'There is no magic; it takes grit'

First family reacts to '42'

Friday, April 12, 2013

photo First Lady Michelle Obama, right, introduces a panel of the cast and crew of the movie "42" in the White House. Behind her sits Rachel Robinson, the widow of Jackie Robinson. (AP Photo/Jacquelyn Martin)

The "raw emotion" of abuse heaped on baseball's Jackie Robinson left the president and his wife shaken after watching the film.

First lady Michelle Obama said last week that the film about Jackie Robinson, the first black man in Major League Baseball, left her and President Barack Obama "visibly, physically moved."

"How on earth did (the Robinsons) live through that. How did they do it? How did they endure the taunts and the bigotry for all of that time?" she said.

After viewing the movie with her husband a few days prior, the first lady joined a group of high school and college students to see it again in the White House theater. Some of the students attend a Los Angeles school named after Robinson, while others are undergraduate scholars in a program that bears his name.

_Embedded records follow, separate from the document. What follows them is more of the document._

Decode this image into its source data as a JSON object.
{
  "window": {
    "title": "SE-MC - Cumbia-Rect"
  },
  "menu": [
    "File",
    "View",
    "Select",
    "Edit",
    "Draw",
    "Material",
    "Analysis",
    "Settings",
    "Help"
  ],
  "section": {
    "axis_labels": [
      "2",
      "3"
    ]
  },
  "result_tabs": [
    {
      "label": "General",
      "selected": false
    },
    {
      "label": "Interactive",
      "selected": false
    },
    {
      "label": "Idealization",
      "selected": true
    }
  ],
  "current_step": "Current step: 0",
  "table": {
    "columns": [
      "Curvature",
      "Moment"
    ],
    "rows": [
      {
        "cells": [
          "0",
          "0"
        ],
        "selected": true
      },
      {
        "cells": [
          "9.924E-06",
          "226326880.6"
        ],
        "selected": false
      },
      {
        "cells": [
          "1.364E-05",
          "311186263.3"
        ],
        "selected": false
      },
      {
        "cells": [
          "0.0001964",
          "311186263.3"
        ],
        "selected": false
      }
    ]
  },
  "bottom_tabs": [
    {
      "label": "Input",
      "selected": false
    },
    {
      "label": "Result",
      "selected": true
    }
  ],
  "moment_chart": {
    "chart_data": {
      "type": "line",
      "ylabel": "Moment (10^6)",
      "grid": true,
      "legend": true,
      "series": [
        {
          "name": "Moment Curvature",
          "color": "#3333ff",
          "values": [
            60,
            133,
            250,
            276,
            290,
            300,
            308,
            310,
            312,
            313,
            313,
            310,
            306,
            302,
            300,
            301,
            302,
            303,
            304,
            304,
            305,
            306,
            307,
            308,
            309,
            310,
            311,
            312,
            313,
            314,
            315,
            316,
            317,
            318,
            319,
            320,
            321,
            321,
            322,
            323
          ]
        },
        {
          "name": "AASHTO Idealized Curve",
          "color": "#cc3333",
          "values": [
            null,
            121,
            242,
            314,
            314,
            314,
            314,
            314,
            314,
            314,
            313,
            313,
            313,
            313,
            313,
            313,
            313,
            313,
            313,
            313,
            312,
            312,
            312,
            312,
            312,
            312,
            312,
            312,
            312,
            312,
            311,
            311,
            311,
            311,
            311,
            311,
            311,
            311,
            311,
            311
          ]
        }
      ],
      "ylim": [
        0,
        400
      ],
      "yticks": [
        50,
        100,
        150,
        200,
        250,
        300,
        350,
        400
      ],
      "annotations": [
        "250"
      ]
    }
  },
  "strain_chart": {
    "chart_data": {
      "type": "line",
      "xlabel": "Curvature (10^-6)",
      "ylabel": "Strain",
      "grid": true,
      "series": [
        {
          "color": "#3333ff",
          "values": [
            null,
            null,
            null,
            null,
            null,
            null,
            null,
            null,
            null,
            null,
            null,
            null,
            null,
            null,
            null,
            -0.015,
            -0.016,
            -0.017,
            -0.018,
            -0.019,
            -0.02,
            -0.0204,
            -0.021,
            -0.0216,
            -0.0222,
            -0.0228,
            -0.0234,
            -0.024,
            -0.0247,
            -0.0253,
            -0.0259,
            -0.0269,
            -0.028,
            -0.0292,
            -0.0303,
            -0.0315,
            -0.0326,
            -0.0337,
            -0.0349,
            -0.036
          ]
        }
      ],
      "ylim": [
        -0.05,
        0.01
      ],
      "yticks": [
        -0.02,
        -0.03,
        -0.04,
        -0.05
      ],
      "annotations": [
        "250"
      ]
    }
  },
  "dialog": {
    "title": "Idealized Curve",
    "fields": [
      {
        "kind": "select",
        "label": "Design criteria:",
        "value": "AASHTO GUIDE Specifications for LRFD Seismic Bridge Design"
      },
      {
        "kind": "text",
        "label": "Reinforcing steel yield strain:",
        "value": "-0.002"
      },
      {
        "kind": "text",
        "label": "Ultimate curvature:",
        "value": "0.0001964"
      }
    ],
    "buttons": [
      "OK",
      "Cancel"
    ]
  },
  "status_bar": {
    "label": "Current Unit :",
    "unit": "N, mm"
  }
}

"So as you think about the obstacles you face in your own life, as you hear someone telling you that you're not good enough, or that you don't belong, I want you to think about how Jackie Robinson got up and played after he got spiked in the leg," she told the students.

"There is no magic. That is the one thing I want you all to understand. If you gain nothing from this movie or any of our lives, there is no magic. It takes grit. It takes determination and a whole lot of hard work. And as you know in the movie, it takes guts."